PARCC -- What a waste. Can we opt out?

Anonymous
Anonymous wrote:I think the value of the test is to the institution itself, to measure how various schools are doing relative to each other. There is no direct benefit to the student at all, only an indirect benefit in having some sort of quantitative assessment of the whole student population.



It depends on how the school uses it. If they see that a significant number of students in a particular grade are struggling with reading comprehension or fractions, they can adjust the next year's instruction accordingly. That's happened at my child's school.
Anonymous
Anonymous wrote:Based on this we'll do the PARCC.

-- OP


Based on this, we won't. We strive to teach our kids to march to a different drummer, privately, not to start movements. Hence, we will meticulously track all manner of absences from 3rd grade next year, prepared to challenge if DCPS sets the attendance police on us for opting out.
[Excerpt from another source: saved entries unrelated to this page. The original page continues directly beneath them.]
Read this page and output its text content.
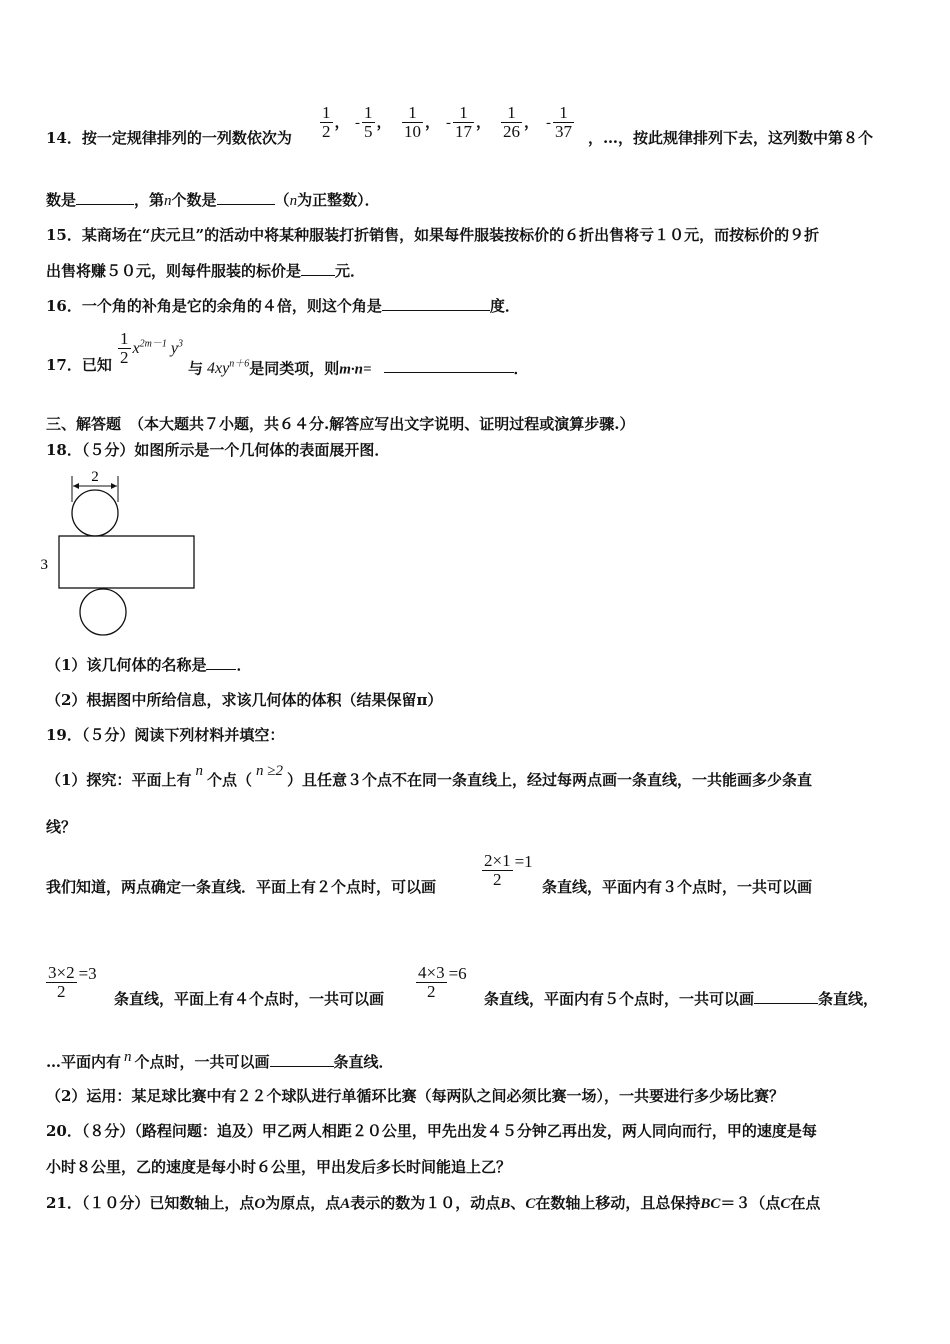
14．按一定规律排列的一列数依次为 $\frac{1}{2}$ ， - $\frac{1}{5}$ ， $\frac{1}{10}$ ， - $\frac{1}{17}$ ， $\frac{1}{26}$ ， - $\frac{1}{37}$ ，…，按此规律排列下去，这列数中第８个
数是	，第n个数是	（n为正整数）．
15．某商场在“庆元旦”的活动中将某种服装打折销售，如果每件服装按标价的６折出售将亏１０元，而按标价的９折
出售将赚５０元，则每件服装的标价是 元．
16．一个角的补角是它的余角的４倍，则这个角是	度．
17．已知 $\frac{1}{2} x^{2m-1}$ $y^3$
与 $4xy^{n+6}$是同类项，则m·n=	．
三、解答题 （本大题共７小题，共６４分.解答应写出文字说明、证明过程或演算步骤.）
18．（５分）如图所示是一个几何体的表面展开图．
2
3
（1）该几何体的名称是 ．
（2）根据图中所给信息，求该几何体的体积（结果保留π）
19．（５分）阅读下列材料并填空：
（1）探究：平面上有 n 个点（ n ≥2 ）且任意３个点不在同一条直线上，经过每两点画一条直线，一共能画多少条直
线？
我们知道，两点确定一条直线．平面上有２个点时，可以画	$\frac{2\times 1}{2} =1$
条直线，平面内有３个点时，一共可以画
$\frac{3\times 2}{2} =3$
条直线，平面上有４个点时，一共可以画 $\frac{4\times 3}{2} =6$
条直线，平面内有５个点时，一共可以画	条直线，
…平面内有 n 个点时，一共可以画	条直线．
（2）运用：某足球比赛中有２２个球队进行单循环比赛（每两队之间必须比赛一场），一共要进行多少场比赛？
20．（８分）（路程问题：追及）甲乙两人相距２０公里，甲先出发４５分钟乙再出发，两人同向而行，甲的速度是每
小时８公里，乙的速度是每小时６公里，甲出发后多长时间能追上乙？
21．（１０分）已知数轴上，点O为原点，点A表示的数为１０，动点B、C在数轴上移动，且总保持BC＝３（点C在点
Civil disobedience may have costs, but they're worth paying if you're acting on contrarian principle out of deeply held beliefs.

I certainly didn't sign up to further enrich Mc-Graw Hill or Pearsons when I enrolled my child in a public school. They make hundreds of millions of dollars testing PS students learning to the Common Core. No thanks.
Anonymous
Pearson Education. Corporate entity. Grades every PARCC test. 40,000+ employees. Ech.
Anonymous
will your kid bring up the class average or bring it down? If you'll hurt the class average, you are also hurting your child's teacher at a DCPS. At a charter, if enough parents opt out you could put the charter at risk.
Anonymous
Will you opt your child out of the SAT, which OSSE pays for every single child who takes a PSAT and SAT at state expense? What about AP exams?
Anonymous
Anonymous wrote:
Anonymous wrote:See this guidance from the Office of the Student Advocate (page 2 covers opting out).

https://sboe.dc.gov/sites/default/files/dc/sites/sboe/page_content/attachments/OSA%20Assessments%20FAQ%205-13-16.pdf

Short answer - not really



According to that document, the short answer is yes. Yes, you can opt out. Bear in mind that if the school has a celebration party for completing the test, your DC may be excluded. Also, you may need to find some documentation (get your pediatrician to write a note) to state why your child was "sick" on testing days.

Is there an opt-out policy for statewide assessments?


There are currently no formal disciplinary consequences for a student who refuses to take the test. A student who does not take the PARCC assessment may be excluded from any incentive rewards.

Does my child HAVE to take the PARCC assessments?

Currently, there is no legislation banning parents from opting out of statewide assessments, nor is there legislation for an opt-out process. According to the statewide assessment policy from OSSE, eligible students are required to take any statewide assessments. A child may be marked as absent for the time missed during assessment testing days. A student who does not take the PARCC assessment may also be excluded from any incentive rewards for successful completion of assessments.



I would love to see DC develop an anti-testing culture comparable to that in more educated states such a Massachusetts (http://www.citizensforpublicschools.org/the-facts-on-opting-out-of-mcas-or-parcc/). I resent the school using my child for its own purposes. This doesn't benefit the students.


What's worse is that some (many?) elementary schools have younger grades "celebrate" the older grades taking the PARCC by holding school-wide rah-rah PARCC assemblies or making signs or whatever. So not only is wasting the time of kids in testing years, but also the time of the kids in non-testing grades. Meanwhile, it is teaching the younger kids that the tests are a big deal and that that deserve a lot of emphasis, which is exactly what you don't want if understand the downsides of test-driven education.
Anonymous
Anonymous wrote:will your kid bring up the class average or bring it down? If you'll hurt the class average, you are also hurting your child's teacher at a DCPS. At a charter, if enough parents opt out you could put the charter at risk.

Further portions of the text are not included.